The 1351 utilizes the 6581/8580 SID chip's analog-to-digital converter, thus it is only compatible with the C64/C128 and will not work on the VIC-20 despite using the same 9-pin connector. An Amiga mouse, although electrically compatible with the C64, uses the paddle registers and will be much more CPU-intensive to read than the 1351. A few programs such as Interpaint support Amiga mice.

The mouse was distributed with a user manual containing maintenance instructions, pinouts, and sample BASIC and machine language programs for the Commodore 64 and 128. Also included was a diskette containing diagnostic tools, demos, drivers, and an upgrade for the GEOS operating system.

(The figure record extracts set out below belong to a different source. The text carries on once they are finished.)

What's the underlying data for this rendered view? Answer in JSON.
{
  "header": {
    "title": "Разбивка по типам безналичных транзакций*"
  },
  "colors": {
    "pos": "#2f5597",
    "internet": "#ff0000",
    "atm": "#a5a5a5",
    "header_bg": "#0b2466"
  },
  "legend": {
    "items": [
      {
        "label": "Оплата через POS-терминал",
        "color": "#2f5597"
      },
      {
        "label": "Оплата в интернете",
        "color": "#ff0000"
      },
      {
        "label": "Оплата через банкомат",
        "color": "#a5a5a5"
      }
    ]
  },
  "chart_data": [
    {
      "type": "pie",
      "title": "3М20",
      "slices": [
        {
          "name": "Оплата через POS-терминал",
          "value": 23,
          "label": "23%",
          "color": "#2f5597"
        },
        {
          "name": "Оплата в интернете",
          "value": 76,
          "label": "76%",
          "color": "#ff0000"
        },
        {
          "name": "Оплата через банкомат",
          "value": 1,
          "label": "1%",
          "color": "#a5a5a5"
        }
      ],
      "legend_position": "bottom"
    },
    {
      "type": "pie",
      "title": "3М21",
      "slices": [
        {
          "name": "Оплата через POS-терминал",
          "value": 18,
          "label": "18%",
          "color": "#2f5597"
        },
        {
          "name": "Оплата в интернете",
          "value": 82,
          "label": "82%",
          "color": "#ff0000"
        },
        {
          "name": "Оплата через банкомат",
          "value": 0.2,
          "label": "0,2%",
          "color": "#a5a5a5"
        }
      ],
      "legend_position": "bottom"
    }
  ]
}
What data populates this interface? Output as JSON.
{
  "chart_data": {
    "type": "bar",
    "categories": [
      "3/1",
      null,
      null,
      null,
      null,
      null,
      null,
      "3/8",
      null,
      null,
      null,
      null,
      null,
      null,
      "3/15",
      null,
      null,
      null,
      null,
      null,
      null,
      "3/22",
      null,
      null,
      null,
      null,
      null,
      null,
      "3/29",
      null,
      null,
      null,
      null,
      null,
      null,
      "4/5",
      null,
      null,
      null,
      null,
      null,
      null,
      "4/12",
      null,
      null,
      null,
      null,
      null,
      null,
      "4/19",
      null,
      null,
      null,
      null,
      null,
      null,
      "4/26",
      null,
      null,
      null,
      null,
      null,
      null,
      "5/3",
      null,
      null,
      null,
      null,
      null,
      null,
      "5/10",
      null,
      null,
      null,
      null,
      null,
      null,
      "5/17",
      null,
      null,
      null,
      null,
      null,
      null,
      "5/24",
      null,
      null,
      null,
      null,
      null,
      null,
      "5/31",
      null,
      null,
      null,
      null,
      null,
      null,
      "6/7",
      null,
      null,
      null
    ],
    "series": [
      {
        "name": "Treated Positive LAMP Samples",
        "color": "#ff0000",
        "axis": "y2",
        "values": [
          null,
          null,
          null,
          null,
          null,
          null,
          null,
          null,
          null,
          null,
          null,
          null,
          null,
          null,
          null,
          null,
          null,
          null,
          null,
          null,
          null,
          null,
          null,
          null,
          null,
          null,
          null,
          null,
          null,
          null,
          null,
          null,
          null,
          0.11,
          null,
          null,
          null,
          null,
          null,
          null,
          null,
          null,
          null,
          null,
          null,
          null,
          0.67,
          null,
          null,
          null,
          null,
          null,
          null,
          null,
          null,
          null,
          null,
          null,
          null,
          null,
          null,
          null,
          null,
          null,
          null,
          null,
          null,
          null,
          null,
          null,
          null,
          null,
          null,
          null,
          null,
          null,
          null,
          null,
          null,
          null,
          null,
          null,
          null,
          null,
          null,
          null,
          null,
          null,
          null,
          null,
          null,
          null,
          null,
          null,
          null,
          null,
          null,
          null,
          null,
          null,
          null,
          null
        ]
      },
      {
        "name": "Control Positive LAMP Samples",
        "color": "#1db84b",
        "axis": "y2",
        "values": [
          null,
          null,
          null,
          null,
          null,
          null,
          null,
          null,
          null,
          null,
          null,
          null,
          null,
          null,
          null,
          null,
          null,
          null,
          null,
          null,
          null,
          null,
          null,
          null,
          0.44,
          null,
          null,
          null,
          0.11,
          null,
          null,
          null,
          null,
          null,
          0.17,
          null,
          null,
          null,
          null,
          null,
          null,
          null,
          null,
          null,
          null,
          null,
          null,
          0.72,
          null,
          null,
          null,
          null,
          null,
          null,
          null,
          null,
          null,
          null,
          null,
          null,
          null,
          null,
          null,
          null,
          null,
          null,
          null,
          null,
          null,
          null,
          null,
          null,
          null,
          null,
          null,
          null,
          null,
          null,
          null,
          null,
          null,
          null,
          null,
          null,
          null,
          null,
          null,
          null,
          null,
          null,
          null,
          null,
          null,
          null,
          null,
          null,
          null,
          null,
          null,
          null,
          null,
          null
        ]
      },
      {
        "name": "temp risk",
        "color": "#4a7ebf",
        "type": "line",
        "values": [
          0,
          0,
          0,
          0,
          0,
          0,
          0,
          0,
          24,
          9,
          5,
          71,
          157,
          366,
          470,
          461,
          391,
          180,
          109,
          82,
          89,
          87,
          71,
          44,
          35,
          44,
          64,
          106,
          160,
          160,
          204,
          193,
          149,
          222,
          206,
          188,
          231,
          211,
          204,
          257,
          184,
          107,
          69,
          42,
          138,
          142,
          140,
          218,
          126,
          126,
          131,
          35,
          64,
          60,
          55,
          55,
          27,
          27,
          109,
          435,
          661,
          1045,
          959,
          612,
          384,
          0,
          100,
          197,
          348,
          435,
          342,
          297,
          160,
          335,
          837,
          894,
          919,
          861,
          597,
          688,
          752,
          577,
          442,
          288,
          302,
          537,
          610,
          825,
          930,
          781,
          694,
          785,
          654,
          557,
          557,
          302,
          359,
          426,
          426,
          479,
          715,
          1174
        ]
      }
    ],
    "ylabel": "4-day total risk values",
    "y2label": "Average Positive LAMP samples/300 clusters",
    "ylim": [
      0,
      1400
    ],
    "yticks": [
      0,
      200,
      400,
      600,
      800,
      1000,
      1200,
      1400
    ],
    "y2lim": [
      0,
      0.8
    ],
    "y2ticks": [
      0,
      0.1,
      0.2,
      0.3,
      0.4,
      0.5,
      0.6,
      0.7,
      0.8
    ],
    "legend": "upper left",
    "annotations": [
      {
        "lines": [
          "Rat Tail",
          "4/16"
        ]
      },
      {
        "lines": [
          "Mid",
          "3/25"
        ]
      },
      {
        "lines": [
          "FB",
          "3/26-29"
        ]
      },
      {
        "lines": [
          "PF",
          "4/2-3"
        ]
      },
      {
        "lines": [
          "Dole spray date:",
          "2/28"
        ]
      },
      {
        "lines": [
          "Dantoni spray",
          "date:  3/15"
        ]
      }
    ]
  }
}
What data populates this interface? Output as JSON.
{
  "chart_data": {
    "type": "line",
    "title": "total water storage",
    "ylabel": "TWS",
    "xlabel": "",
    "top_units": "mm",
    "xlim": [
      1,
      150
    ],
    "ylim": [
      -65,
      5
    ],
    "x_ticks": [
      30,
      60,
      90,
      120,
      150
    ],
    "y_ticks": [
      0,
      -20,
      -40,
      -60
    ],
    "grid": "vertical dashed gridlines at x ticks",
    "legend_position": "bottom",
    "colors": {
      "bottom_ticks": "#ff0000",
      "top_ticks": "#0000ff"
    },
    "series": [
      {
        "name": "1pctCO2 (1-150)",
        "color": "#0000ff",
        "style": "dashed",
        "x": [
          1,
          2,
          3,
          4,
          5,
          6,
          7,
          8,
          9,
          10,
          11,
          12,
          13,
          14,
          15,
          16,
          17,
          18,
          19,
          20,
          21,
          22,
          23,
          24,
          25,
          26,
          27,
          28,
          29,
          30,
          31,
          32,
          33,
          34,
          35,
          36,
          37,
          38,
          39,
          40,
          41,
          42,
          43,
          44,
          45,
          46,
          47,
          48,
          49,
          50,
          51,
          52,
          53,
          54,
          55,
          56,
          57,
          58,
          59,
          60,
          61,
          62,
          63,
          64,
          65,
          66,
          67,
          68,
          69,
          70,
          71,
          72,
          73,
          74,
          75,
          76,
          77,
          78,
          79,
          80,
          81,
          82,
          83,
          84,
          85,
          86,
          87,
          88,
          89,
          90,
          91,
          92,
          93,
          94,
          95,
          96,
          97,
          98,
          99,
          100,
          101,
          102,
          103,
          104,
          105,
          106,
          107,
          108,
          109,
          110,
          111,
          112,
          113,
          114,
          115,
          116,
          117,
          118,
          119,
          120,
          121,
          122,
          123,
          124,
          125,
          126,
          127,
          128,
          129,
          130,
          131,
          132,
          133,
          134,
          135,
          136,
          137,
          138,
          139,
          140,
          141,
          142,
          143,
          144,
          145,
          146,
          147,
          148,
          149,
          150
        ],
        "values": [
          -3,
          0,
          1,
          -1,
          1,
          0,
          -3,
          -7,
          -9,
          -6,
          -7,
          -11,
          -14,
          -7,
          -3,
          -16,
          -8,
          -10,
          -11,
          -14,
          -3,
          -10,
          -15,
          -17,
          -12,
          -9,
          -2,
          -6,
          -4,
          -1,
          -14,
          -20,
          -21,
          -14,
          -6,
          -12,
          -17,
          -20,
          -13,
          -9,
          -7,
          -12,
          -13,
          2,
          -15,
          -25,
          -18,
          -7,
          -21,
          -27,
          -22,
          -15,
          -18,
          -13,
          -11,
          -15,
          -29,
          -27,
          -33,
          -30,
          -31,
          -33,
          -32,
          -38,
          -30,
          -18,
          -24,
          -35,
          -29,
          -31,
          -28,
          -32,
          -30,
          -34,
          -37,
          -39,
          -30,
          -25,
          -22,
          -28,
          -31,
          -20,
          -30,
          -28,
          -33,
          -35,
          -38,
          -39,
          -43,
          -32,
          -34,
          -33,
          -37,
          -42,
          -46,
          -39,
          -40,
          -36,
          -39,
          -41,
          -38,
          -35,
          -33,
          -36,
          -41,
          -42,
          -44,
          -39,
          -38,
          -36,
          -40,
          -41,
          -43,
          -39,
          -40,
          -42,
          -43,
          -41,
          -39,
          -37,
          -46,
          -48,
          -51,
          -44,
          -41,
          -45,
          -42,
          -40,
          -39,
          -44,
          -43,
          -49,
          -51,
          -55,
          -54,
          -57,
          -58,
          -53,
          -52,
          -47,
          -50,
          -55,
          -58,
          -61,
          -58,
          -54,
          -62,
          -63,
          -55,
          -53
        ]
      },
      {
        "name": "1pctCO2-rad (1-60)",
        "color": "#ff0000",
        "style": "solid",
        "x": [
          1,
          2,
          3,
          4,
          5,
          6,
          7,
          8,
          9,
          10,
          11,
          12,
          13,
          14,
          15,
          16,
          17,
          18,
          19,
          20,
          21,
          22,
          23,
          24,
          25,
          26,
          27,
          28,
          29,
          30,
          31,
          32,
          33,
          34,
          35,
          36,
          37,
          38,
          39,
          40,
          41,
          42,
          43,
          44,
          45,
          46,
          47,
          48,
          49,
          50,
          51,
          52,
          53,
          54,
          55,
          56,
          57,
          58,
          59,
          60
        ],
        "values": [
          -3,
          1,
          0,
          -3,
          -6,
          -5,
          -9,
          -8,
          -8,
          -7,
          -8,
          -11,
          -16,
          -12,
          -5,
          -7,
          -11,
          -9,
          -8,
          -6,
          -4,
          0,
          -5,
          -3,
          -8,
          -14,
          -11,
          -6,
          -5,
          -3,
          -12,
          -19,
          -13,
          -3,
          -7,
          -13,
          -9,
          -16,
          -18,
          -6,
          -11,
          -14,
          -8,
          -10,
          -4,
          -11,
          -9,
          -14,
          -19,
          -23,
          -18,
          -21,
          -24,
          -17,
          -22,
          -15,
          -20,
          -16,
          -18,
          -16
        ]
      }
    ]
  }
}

The first mouse released for the C64 was the NEOS Mouse in 1985 by the company Nihon Electronics Co. Ltd., however it was quickly superseded when Commodore introduced their own mouse the following year. A handful of drawing programs, GEOS, and the C64 port of Arkanoid can use the NEOS Mouse.

== Reception ==
The 1351 was favorably reviewed by The Transactor, which praised the unit's ergonomic design and tactile feedback and the quality of the accompanying documentation. The reviewer noted that, at the time of writing, very little commercial software supported the 1351 in proportional mode, but suggested that the mouse would be of benefit in joystick mode in drawing programs, font and sprite editors, and certain kinds of games.

Software that can use a 1351 mouse includes GEOS, The Faery Tale Adventure, Operation Wolf, and assorted application/drawing programs.